Three no-confidence votes

Three no-confidence votes have been held, or soon will be held, against coalition and minority governments in Canada (a parliamentary system), and Finland and Romania (premier-presidential systems).

Via CBC:

Prime Minister Stephen Harper’s minority government has survived a Liberal no-confidence motion with help from the NDP, averting an election.

The Liberal motion, supported by the Bloc Québécois, was defeated by a vote of 144 to 117 on Thursday after the NDP decided to abstain.

NDP Leader Jack Layton had earlier said his party is propping up the Conservative government to ensure the speedy passage of legislation extending employment insurance benefits.

Just under a year ago, the Liberals and the NDP were on the verge of replacing the Conservatives with a coalition-minority cabinet, backed by the BQ, following the October, 2008, election. That was quashed when the House of Commons was prorogued. Now the three opposition parties are back to going their separate ways, with two of them helping the Conservatives remain in office.

In Finland (AP), the unsuccessful no-confidence vote was put forward as a result of a campaign-finance scandal.

Lawmakers in the 200-member assembly voted 117-27 in favor of the majority center-right coalition, with 56 abstentions.
The no-confidence vote, sponsored by opposition left-wing parties, was over alleged irregularities in accepting election and party funding from youth and sports foundations by Prime Minister Matti Vanhanen’s Center Party. […]

In a decades-old practice, Finnish politicians have not had to declare campaign and party funding.

But it has been an open secret that trade unions liberally donate funds to the Social Democrats, partly from money unions gather from membership fees. Industrial and employers’ organizations have generously backed the conservatives, and agricultural and forest interest groups have contributed to the centrists.

The story notes that the Center Party may now be seeking a new leader (and hence that the PM’s days may be numbered). The current parliament has sat since a photo Finnish election in March 2007.

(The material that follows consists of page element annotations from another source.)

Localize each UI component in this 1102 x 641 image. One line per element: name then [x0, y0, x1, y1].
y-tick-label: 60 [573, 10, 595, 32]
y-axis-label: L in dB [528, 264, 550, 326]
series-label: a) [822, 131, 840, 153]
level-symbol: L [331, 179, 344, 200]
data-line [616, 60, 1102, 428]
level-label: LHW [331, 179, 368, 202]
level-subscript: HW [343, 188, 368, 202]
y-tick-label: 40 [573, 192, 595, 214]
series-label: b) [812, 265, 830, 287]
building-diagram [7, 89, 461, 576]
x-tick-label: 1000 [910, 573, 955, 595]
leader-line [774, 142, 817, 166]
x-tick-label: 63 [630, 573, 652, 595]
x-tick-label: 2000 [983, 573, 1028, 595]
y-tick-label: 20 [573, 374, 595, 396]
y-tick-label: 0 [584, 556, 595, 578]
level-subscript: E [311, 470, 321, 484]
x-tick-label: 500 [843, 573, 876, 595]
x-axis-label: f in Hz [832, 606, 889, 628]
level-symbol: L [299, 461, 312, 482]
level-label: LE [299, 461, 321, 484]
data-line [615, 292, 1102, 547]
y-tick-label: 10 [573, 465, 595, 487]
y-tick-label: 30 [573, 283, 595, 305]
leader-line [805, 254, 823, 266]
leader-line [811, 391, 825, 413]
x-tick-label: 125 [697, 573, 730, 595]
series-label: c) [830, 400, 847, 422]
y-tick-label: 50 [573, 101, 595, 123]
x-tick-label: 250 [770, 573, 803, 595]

Meanwhile, in Romania (via Forbes),

Romania’s Social Democrats (PSD) plan to team up with the liberal opposition to try to bring down the minority government after suddenly quitting the centre-left coalition, officials said on Friday.

The PSD walked out of the government on Thursday in protest at the sacking of their interior minister, leaving their Democrat-Liberal (PD-L) partners to rule alone.

The news item goes on to note that the PSD would like to see a technocratic government in place until the 22 November presidential elections. Romania recently changed its term lengths such that there will not be legislative elections at the same time as this upcoming presidential election. Obviously, the parties are jockeying for position in the presidential race, the outcome of which could result in a different governing arrangement by realigning blocs in the current parliament, which was elected in November, 2008.

Some editing, including a new quote on the Canadian story, since original planting.

4 thoughts on “Three no-confidence votes

  1. “Now the three opposition parties are back to going their separate ways, with two of them helping the Conservatives remain in office.”

    The NDP, and which other party? I’m assuming this refers to an earlier no-confidence vote (I seem to recall the Liberals supporting the Cons, but I can’t be sure)

  2. The Bloc supported the recent budget motion, apparently because it included a particular tax credit. But they say they are taking things issue-by-issue, and in fact voted against the Tories in this no-confidence vote.

    It’s an open question whether they would have voted no-confidence if this would have actually brought down the government. But it’s been known for awhile now that the Tories would survive this vote due to NDP support.

  3. I see my wording was a bit confusing. I simply meant that the three parties that signed an explicit governing agreement just under a year ago, now are no longer cooperating. Liberals and BQ indeed both voted no confidence, yet as Vasi notes, the BQ has supported the government on the recent budget. The NDP abstained, while receiving some concessions for not joining with the other opposition parties.

    This is, of course, about how we would expect a minority-government situation to work, in the absence of any formal confidence-and-supply agreements between the government and any outside parties. That is, the government is vulnerable (because it has no working agreements that assure it a majority), but it is also in a strong position because it can offer issue-specific concessions to prevent all-opposition cooperation.

  4. The disconnection of presidential and parliamentary elections was done in 2003, when the 1992 constitution was amended by the then PSD (social democrat) government. The calculus was that the PSD (then the governmental party and the largest party in Romania) would won both the presidential and the parliamentary elections. Opposition won both of them. The current president, Traian Basescu is pursuing a referendum in order to amend the constitution by transforming the current bicameral Parliament into a unicameral one, dissolving the Upper Chamber; and reducing the current number of MPs (471) to no more than 300. The referendum will be held on the same day as the presidential elections (November 22, 2009).